After almost three weeks and 12 tense games, Israel’s Boris Gelfand and defending-champion Viswanathan Anand face off one final time on Wednesday to decide the World Chess Championship in Moscow.
Despite entering the showdown as a clear underdog, the 44-year-old Israeli has proven that he is more than worthy to be playing to become just the 16th undisputed world champion since 1886.
The Rishon Lezion resident, who moved to Israel from Minsk in 1998, refused to allow Anand, who has been world champion since 2007, to boss the match, with the challenger and the champion sharing just one victory each in the 12-game series.
As a result, the crown and over $1.5 million in prize money will be determined on Wednesday in a rapid chess tiebreaker.
To start with, there will be four rapid games, with the time control coming down to 25 minutes for each player and a 10 seconds increment per move.
If the score is still tied after the four rapid tiebreakers, colors will be drawn and two blitz games (5 minutes plus 10 seconds per move) will be held.
Two more blitz games will follow if there’s still no winner, and the process will be repeated, if necessary, until five blitz matches have been played.
Should there still be nothing to separate the players after 10 blitz games, a single sudden-death “Armageddon game” will determine the champion.
While the showdown between Gelfand and Anand has so far been deemed as dull by many experts, the tiebreakers will likely see real drama.
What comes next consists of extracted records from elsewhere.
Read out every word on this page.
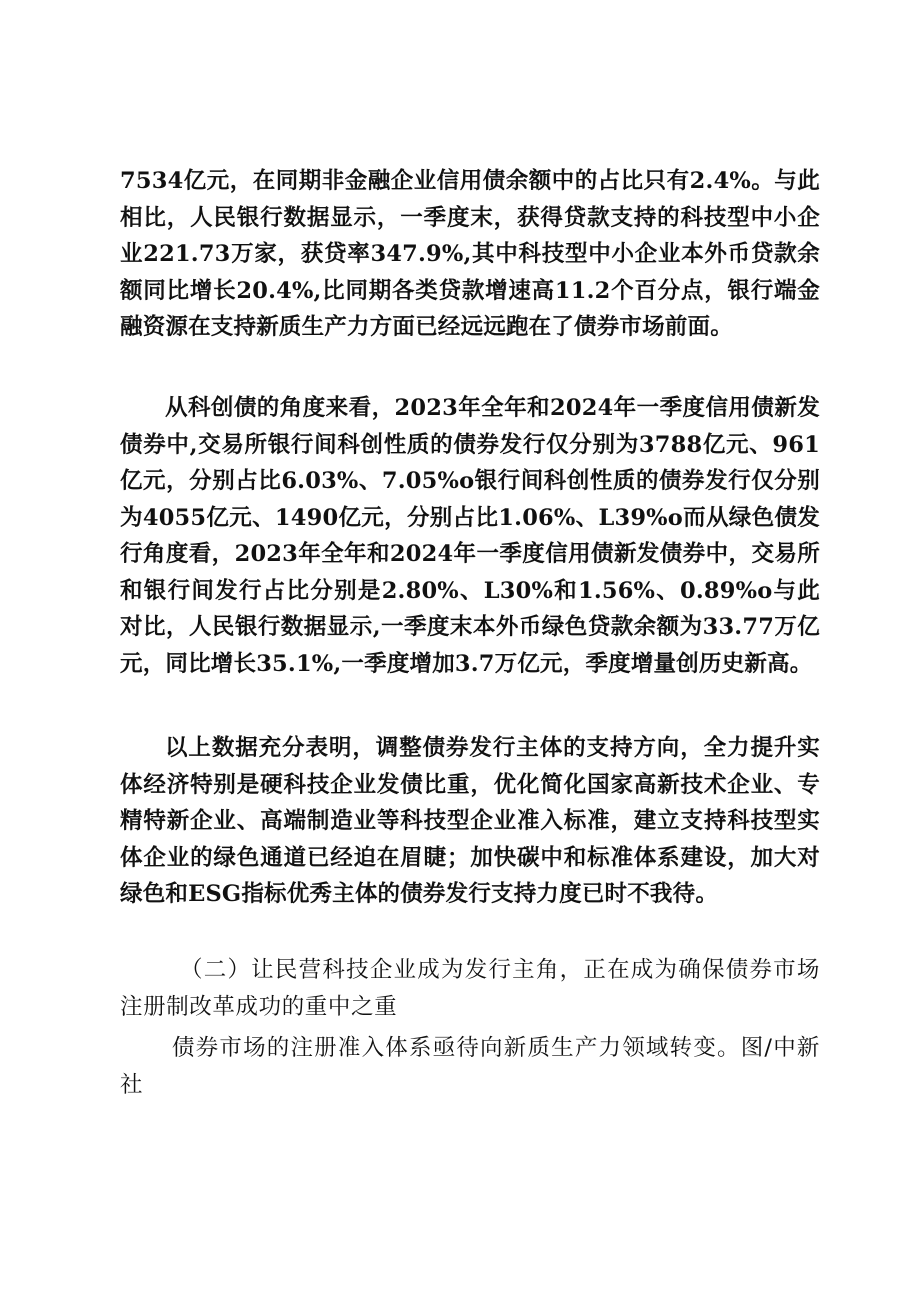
7534亿元，在同期非金融企业信用债余额中的占比只有2.4%。与此相比，人民银行数据显示，一季度末，获得贷款支持的科技型中小企业221.73万家，获贷率347.9%,其中科技型中小企业本外币贷款余额同比增长20.4%,比同期各类贷款增速高11.2个百分点，银行端金融资源在支持新质生产力方面已经远远跑在了债券市场前面。
从科创债的角度来看，2023年全年和2024年一季度信用债新发债券中,交易所银行间科创性质的债券发行仅分别为3788亿元、961亿元，分别占比6.03%、7.05%o银行间科创性质的债券发行仅分别为4055亿元、1490亿元，分别占比1.06%、L39%o而从绿色债发行角度看，2023年全年和2024年一季度信用债新发债券中，交易所和银行间发行占比分别是2.80%、L30%和1.56%、0.89%o与此对比，人民银行数据显示,一季度末本外币绿色贷款余额为33.77万亿元，同比增长35.1%,一季度增加3.7万亿元，季度增量创历史新高。
以上数据充分表明，调整债券发行主体的支持方向，全力提升实体经济特别是硬科技企业发债比重，优化简化国家高新技术企业、专精特新企业、高端制造业等科技型企业准入标准，建立支持科技型实体企业的绿色通道已经迫在眉睫；加快碳中和标准体系建设，加大对绿色和ESG指标优秀主体的债券发行支持力度已时不我待。
（二）让民营科技企业成为发行主角，正在成为确保债券市场注册制改革成功的重中之重
债券市场的注册准入体系亟待向新质生产力领域转变。图/中新社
Much of the criticism has been directed at the fact that not only have 10 of the 12 games ended in draws, but that seven of those ties finished after less than 30 moves, with the players reaching a stalemate fairly quickly. Only 351 moves have been played in total in the 12-classical games.
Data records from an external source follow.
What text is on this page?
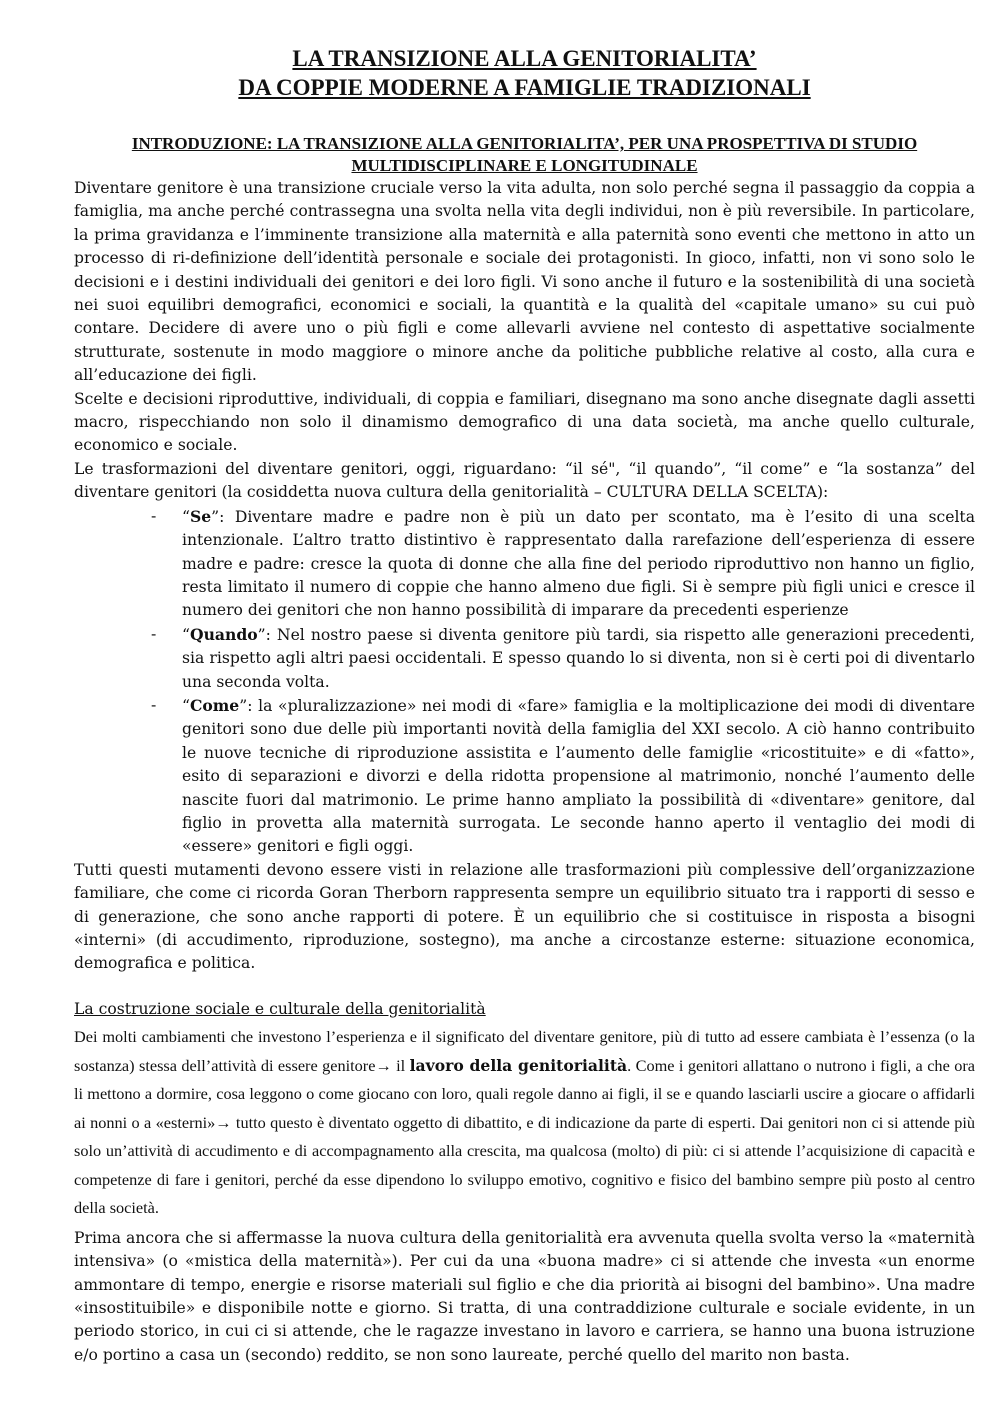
LA TRANSIZIONE ALLA GENITORIALITA’
DA COPPIE MODERNE A FAMIGLIE TRADIZIONALI
INTRODUZIONE: LA TRANSIZIONE ALLA GENITORIALITA’, PER UNA PROSPETTIVA DI STUDIO MULTIDISCIPLINARE E LONGITUDINALE

Diventare genitore è una transizione cruciale verso la vita adulta, non solo perché segna il passaggio da coppia a famiglia, ma anche perché contrassegna una svolta nella vita degli individui, non è più reversibile. In particolare, la prima gravidanza e l’imminente transizione alla maternità e alla paternità sono eventi che mettono in atto un processo di ri-definizione dell’identità personale e sociale dei protagonisti. In gioco, infatti, non vi sono solo le decisioni e i destini individuali dei genitori e dei loro figli. Vi sono anche il futuro e la sostenibilità di una società nei suoi equilibri demografici, economici e sociali, la quantità e la qualità del «capitale umano» su cui può contare. Decidere di avere uno o più figli e come allevarli avviene nel contesto di aspettative socialmente strutturate, sostenute in modo maggiore o minore anche da politiche pubbliche relative al costo, alla cura e all’educazione dei figli.

Scelte e decisioni riproduttive, individuali, di coppia e familiari, disegnano ma sono anche disegnate dagli assetti macro, rispecchiando non solo il dinamismo demografico di una data società, ma anche quello culturale, economico e sociale.

Le trasformazioni del diventare genitori, oggi, riguardano: “il sé", “il quando”, “il come” e “la sostanza” del diventare genitori (la cosiddetta nuova cultura della genitorialità – CULTURA DELLA SCELTA):

- “Se”: Diventare madre e padre non è più un dato per scontato, ma è l’esito di una scelta intenzionale. L’altro tratto distintivo è rappresentato dalla rarefazione dell’esperienza di essere madre e padre: cresce la quota di donne che alla fine del periodo riproduttivo non hanno un figlio, resta limitato il numero di coppie che hanno almeno due figli. Si è sempre più figli unici e cresce il numero dei genitori che non hanno possibilità di imparare da precedenti esperienze
- “Quando”: Nel nostro paese si diventa genitore più tardi, sia rispetto alle generazioni precedenti, sia rispetto agli altri paesi occidentali. E spesso quando lo si diventa, non si è certi poi di diventarlo una seconda volta.
- “Come”: la «pluralizzazione» nei modi di «fare» famiglia e la moltiplicazione dei modi di diventare genitori sono due delle più importanti novità della famiglia del XXI secolo. A ciò hanno contribuito le nuove tecniche di riproduzione assistita e l’aumento delle famiglie «ricostituite» e di «fatto», esito di separazioni e divorzi e della ridotta propensione al matrimonio, nonché l’aumento delle nascite fuori dal matrimonio. Le prime hanno ampliato la possibilità di «diventare» genitore, dal figlio in provetta alla maternità surrogata. Le seconde hanno aperto il ventaglio dei modi di «essere» genitori e figli oggi.

Tutti questi mutamenti devono essere visti in relazione alle trasformazioni più complessive dell’organizzazione familiare, che come ci ricorda Goran Therborn rappresenta sempre un equilibrio situato tra i rapporti di sesso e di generazione, che sono anche rapporti di potere. È un equilibrio che si costituisce in risposta a bisogni «interni» (di accudimento, riproduzione, sostegno), ma anche a circostanze esterne: situazione economica, demografica e politica.

La costruzione sociale e culturale della genitorialità

Dei molti cambiamenti che investono l’esperienza e il significato del diventare genitore, più di tutto ad essere cambiata è l’essenza (o la sostanza) stessa dell’attività di essere genitore→ il lavoro della genitorialità. Come i genitori allattano o nutrono i figli, a che ora li mettono a dormire, cosa leggono o come giocano con loro, quali regole danno ai figli, il se e quando lasciarli uscire a giocare o affidarli ai nonni o a «esterni»→ tutto questo è diventato oggetto di dibattito, e di indicazione da parte di esperti. Dai genitori non ci si attende più solo un’attività di accudimento e di accompagnamento alla crescita, ma qualcosa (molto) di più: ci si attende l’acquisizione di capacità e competenze di fare i genitori, perché da esse dipendono lo sviluppo emotivo, cognitivo e fisico del bambino sempre più posto al centro della società.

Prima ancora che si affermasse la nuova cultura della genitorialità era avvenuta quella svolta verso la «maternità intensiva» (o «mistica della maternità»). Per cui da una «buona madre» ci si attende che investa «un enorme ammontare di tempo, energie e risorse materiali sul figlio e che dia priorità ai bisogni del bambino». Una madre «insostituibile» e disponibile notte e giorno. Si tratta, di una contraddizione culturale e sociale evidente, in un periodo storico, in cui ci si attende, che le ragazze investano in lavoro e carriera, se hanno una buona istruzione e/o portino a casa un (secondo) reddito, se non sono laureate, perché quello del marito non basta.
“We are playing for the crown and not only to entertain, besides there are many highly qualified commentators who can explain it to the uninformed spectators,” Gelfand said after Monday’s draw.
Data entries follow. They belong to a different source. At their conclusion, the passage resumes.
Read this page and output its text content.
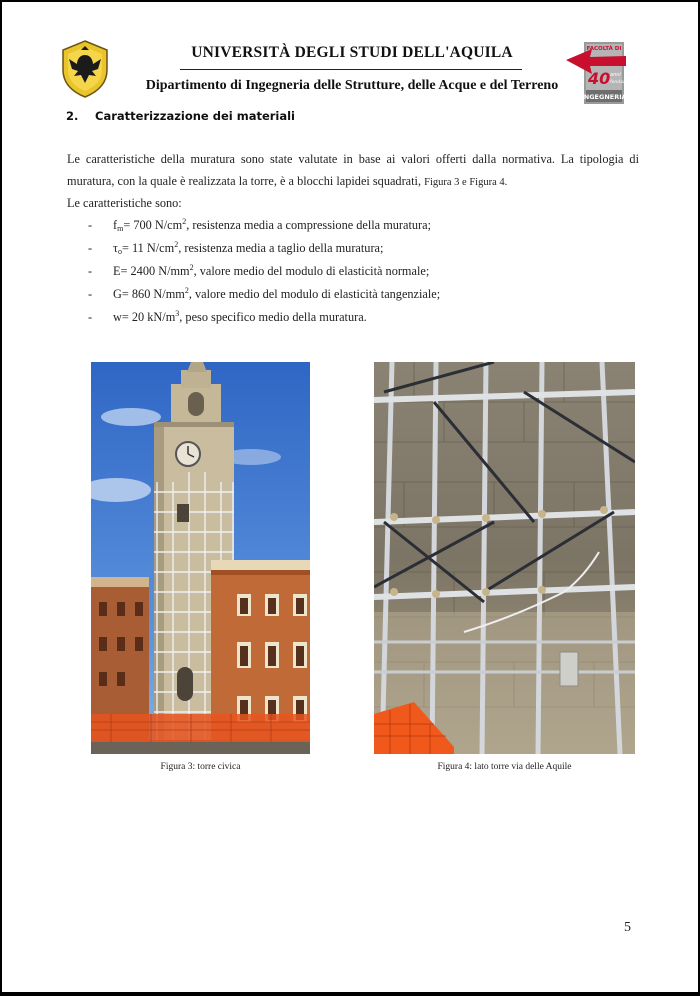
UNIVERSITÀ DEGLI STUDI DELL'AQUILA
Dipartimento di Ingegneria delle Strutture, delle Acque e del Terreno
FACOLTÀ DI
40 anni
fondaz.
INGEGNERIA
2. Caratterizzazione dei materiali
Le caratteristiche della muratura sono state valutate in base ai valori offerti dalla normativa. La tipologia di muratura, con la quale è realizzata la torre, è a blocchi lapidei squadrati, Figura 3 e Figura 4.
Le caratteristiche sono:
- $f_m= 700$ $N/cm^2$, resistenza media a compressione della muratura;
- $\tau_o= 11$ $N/cm^2$, resistenza media a taglio della muratura;
- E= 2400 $N/mm^2$, valore medio del modulo di elasticità normale;
- G= 860 $N/mm^2$, valore medio del modulo di elasticità tangenziale;
- w= 20 $kN/m^3$, peso specifico medio della muratura.
Figura 3: torre civica	Figura 4: lato torre via delle Aquile
5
Despite Gelfand’s impressive showing to date, Anand will still be the firm favorite on Wednesday.
The Indian is regarded as one of the greatest ever at rapid chess, and has a significant head-to-head advantage over Gelfand in such matches.
Gelfand and Anand have played 28 times in rapid chess and the Israeli has only won once, losing eight times and drawing the remaining.
In seven blitz games, Anand has won three times and the rest were drawn.